Here we encounter phenomena, the regular and natural development of which is determined by a “mechanism” that is completely different from the “mechanism of probability” of physics. In each cell the guiding principle is contained in a single atomic association, existing in only one copy, and it directs events that serve as a model of order. This is not observed anywhere except in living matter. The physicist and chemist, while studying inanimate matter, have never encountered phenomena that they had to interpret in this way. Such a case has not yet arisen, and therefore the theory does not cover it - our beautiful statistical theory.

The orderliness observed in the unfolding of the life process arises from another source. It turns out that there are two different “mechanisms” that can produce ordered phenomena: a “statistical mechanism” that creates “order out of disorder,” and a new mechanism that produces “order out of order.”

To explain this we must go a little further and introduce a clarification, not to say an improvement, into our previous statement that all physical laws are based on statistics. This statement, repeated again and again, could not but lead to controversy. For there are indeed phenomena whose distinctive features are clearly based on the principle of "order from order" and seem to have nothing to do with statistics or molecular disorder.

When does a physical system exhibit a “dynamic law” or “features of a clockwork mechanism”? Quantum theory gives a short answer to this question, namely, at absolute zero temperature. As the temperature approaches zero, molecular disorder ceases to influence physical phenomena. This is the famous “thermal theorem” of Walter Nernst, which is sometimes, and not without reason, given the loud name of the “Third Law of Thermodynamics” (the first is the principle of conservation of energy, the second is the principle of entropy).

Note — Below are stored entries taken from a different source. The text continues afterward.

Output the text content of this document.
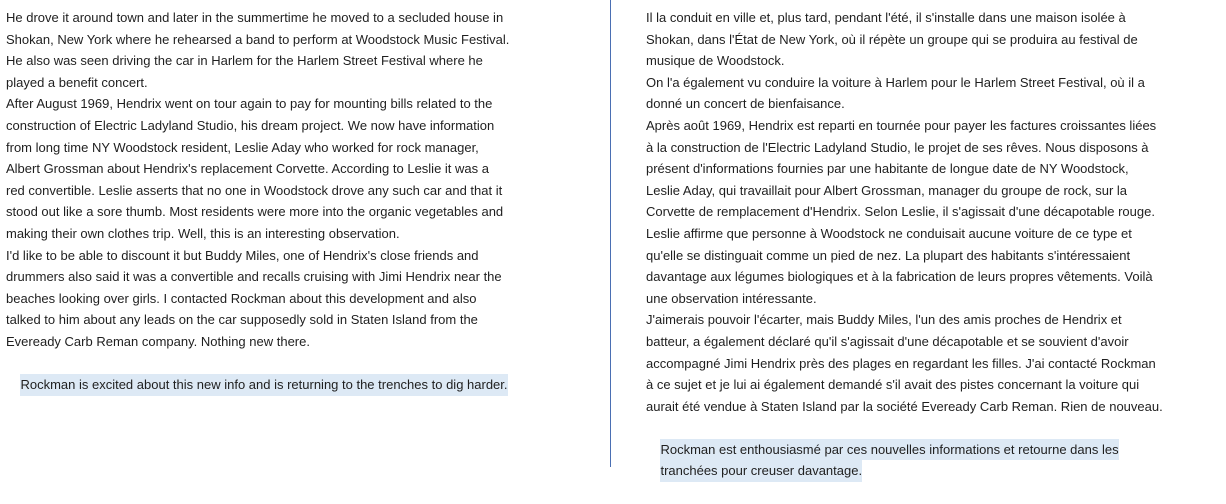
He drove it around town and later in the summertime he moved to a secluded house in
Shokan, New York where he rehearsed a band to perform at Woodstock Music Festival.
He also was seen driving the car in Harlem for the Harlem Street Festival where he
played a benefit concert.
After August 1969, Hendrix went on tour again to pay for mounting bills related to the
construction of Electric Ladyland Studio, his dream project. We now have information
from long time NY Woodstock resident, Leslie Aday who worked for rock manager,
Albert Grossman about Hendrix's replacement Corvette. According to Leslie it was a
red convertible. Leslie asserts that no one in Woodstock drove any such car and that it
stood out like a sore thumb. Most residents were more into the organic vegetables and
making their own clothes trip. Well, this is an interesting observation.
I'd like to be able to discount it but Buddy Miles, one of Hendrix's close friends and
drummers also said it was a convertible and recalls cruising with Jimi Hendrix near the
beaches looking over girls. I contacted Rockman about this development and also
talked to him about any leads on the car supposedly sold in Staten Island from the
Eveready Carb Reman company. Nothing new there.

Rockman is excited about this new info and is returning to the trenches to dig harder.

Il la conduit en ville et, plus tard, pendant l'été, il s'installe dans une maison isolée à
Shokan, dans l'État de New York, où il répète un groupe qui se produira au festival de
musique de Woodstock.
On l'a également vu conduire la voiture à Harlem pour le Harlem Street Festival, où il a
donné un concert de bienfaisance.
Après août 1969, Hendrix est reparti en tournée pour payer les factures croissantes liées
à la construction de l'Electric Ladyland Studio, le projet de ses rêves. Nous disposons à
présent d'informations fournies par une habitante de longue date de NY Woodstock,
Leslie Aday, qui travaillait pour Albert Grossman, manager du groupe de rock, sur la
Corvette de remplacement d'Hendrix. Selon Leslie, il s'agissait d'une décapotable rouge.
Leslie affirme que personne à Woodstock ne conduisait aucune voiture de ce type et
qu'elle se distinguait comme un pied de nez. La plupart des habitants s'intéressaient
davantage aux légumes biologiques et à la fabrication de leurs propres vêtements. Voilà
une observation intéressante.
J'aimerais pouvoir l'écarter, mais Buddy Miles, l'un des amis proches de Hendrix et
batteur, a également déclaré qu'il s'agissait d'une décapotable et se souvient d'avoir
accompagné Jimi Hendrix près des plages en regardant les filles. J'ai contacté Rockman
à ce sujet et je lui ai également demandé s'il avait des pistes concernant la voiture qui
aurait été vendue à Staten Island par la société Eveready Carb Reman. Rien de nouveau.

Rockman est enthousiasmé par ces nouvelles informations et retourne dans les

tranchées pour creuser davantage.
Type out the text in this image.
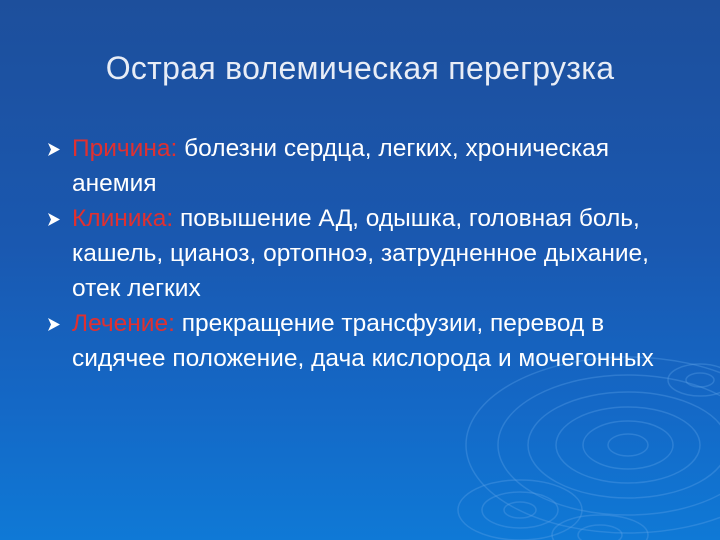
Острая волемическая перегрузка
Причина: болезни сердца, легких, хроническая анемия
Клиника: повышение АД, одышка, головная боль, кашель, цианоз, ортопноэ, затрудненное дыхание, отек легких
Лечение: прекращение трансфузии, перевод в сидячее положение, дача кислорода и мочегонных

You should not think that it must always be a very low temperature. Even at room temperature, entropy plays a surprisingly small role in many chemical reactions.

For pendulum clocks, room temperature is practically equivalent to zero. This is the reason that they work "dynamically". Clocks are able to function "dynamically" because they are constructed from solids to avoid the disruptive effects of thermal motion at normal temperatures.

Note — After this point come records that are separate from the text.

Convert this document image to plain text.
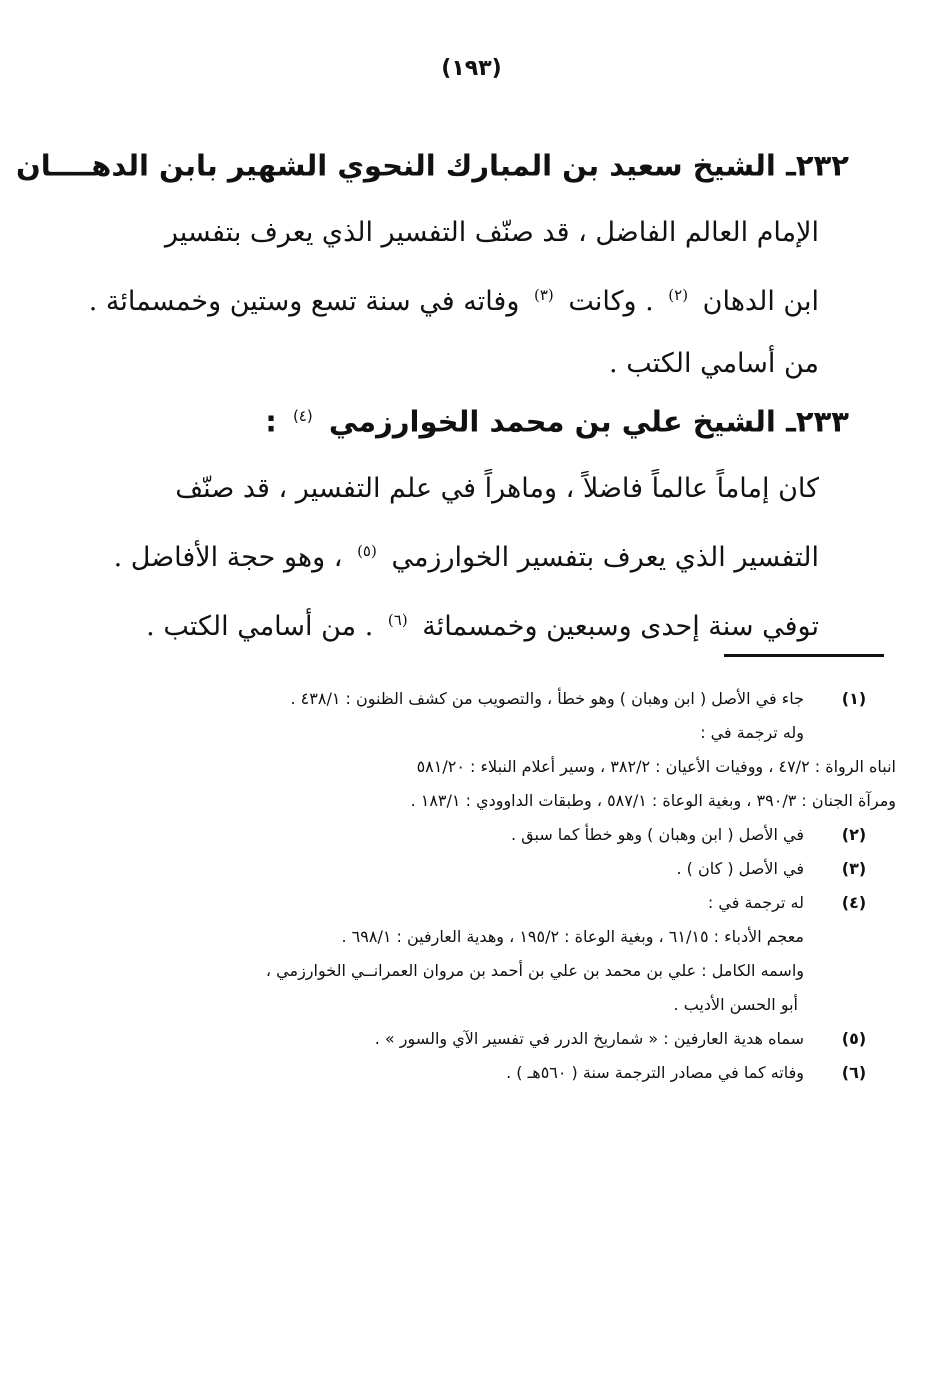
(١٩٣)
٢٣٢ـ الشيخ سعيد بن المبارك النحوي الشهير بابن الدهــــان
الإمام العالم الفاضل ، قد صنّف التفسير الذي يعرف بتفسير
ابن الدهان $^{(٢)}$ . وكانت $^{(٣)}$ وفاته في سنة تسع وستين وخمسمائة .
من أسامي الكتب .
٢٣٣ـ الشيخ علي بن محمد الخوارزمي $^{(٤)}$ :
كان إماماً عالماً فاضلاً ، وماهراً في علم التفسير ، قد صنّف
التفسير الذي يعرف بتفسير الخوارزمي $^{(٥)}$ ، وهو حجة الأفاضل .
توفي سنة إحدى وسبعين وخمسمائة $^{(٦)}$ . من أسامي الكتب .
(١)
جاء في الأصل ( ابن وهبان ) وهو خطأ ، والتصويب من كشف الظنون : ٤٣٨/١ .
وله ترجمة في :
انباه الرواة : ٤٧/٢ ، ووفيات الأعيان : ٣٨٢/٢ ، وسير أعلام النبلاء : ٥٨١/٢٠
ومرآة الجنان : ٣٩٠/٣ ، وبغية الوعاة : ٥٨٧/١ ، وطبقات الداوودي : ١٨٣/١ .
(٢)
في الأصل ( ابن وهبان ) وهو خطأ كما سبق .
(٣)
في الأصل ( كان ) .
(٤)
له ترجمة في :
معجم الأدباء : ٦١/١٥ ، وبغية الوعاة : ١٩٥/٢ ، وهدية العارفين : ٦٩٨/١ .
واسمه الكامل : علي بن محمد بن علي بن أحمد بن مروان العمرانــي الخوارزمي ،
أبو الحسن الأديب .
(٥)
سماه هدية العارفين : « شماريخ الدرر في تفسير الآي والسور » .
(٦)
وفاته كما في مصادر الترجمة سنة ( ٥٦٠هـ ) .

Now, I think, a few words are needed to formulate the similarities between a clock mechanism and an organism. It simply and exclusively boils down to the fact that the latter is also built around a solid body - an aperiodic crystal, forming a hereditary substance that is not primarily subject to the effects of random thermal motion.

Epilogue. On determinism and free will

From what was stated above, it is clear that the spatio-temporal processes occurring in the body of a living being, which correspond to its thinking, self-awareness or any other activity, are, if not completely strictly determined, then at least statistically determined. This unpleasant feeling arises because it is customary to think that such a concept is in conflict with free will, the existence of which is confirmed by direct introspection. Therefore, let's see if we can't get a correct and consistent conclusion based on the following two premises:

My body functions as a pure mechanism, obeying the universal laws of nature.

However, I know from undeniable, direct experience that I control the actions of my body and foresee the results of those actions. These results can be of great importance in determining my destiny, in which case I feel and consciously take full responsibility for my actions.

It seems to me that from these two premises only one conclusion can be drawn, namely, that the "I", taken in the widest sense of the word - that is, every conscious mind that has ever said or felt "I" - is not nothing more than a subject who can control the “movement of atoms” according to the laws of nature.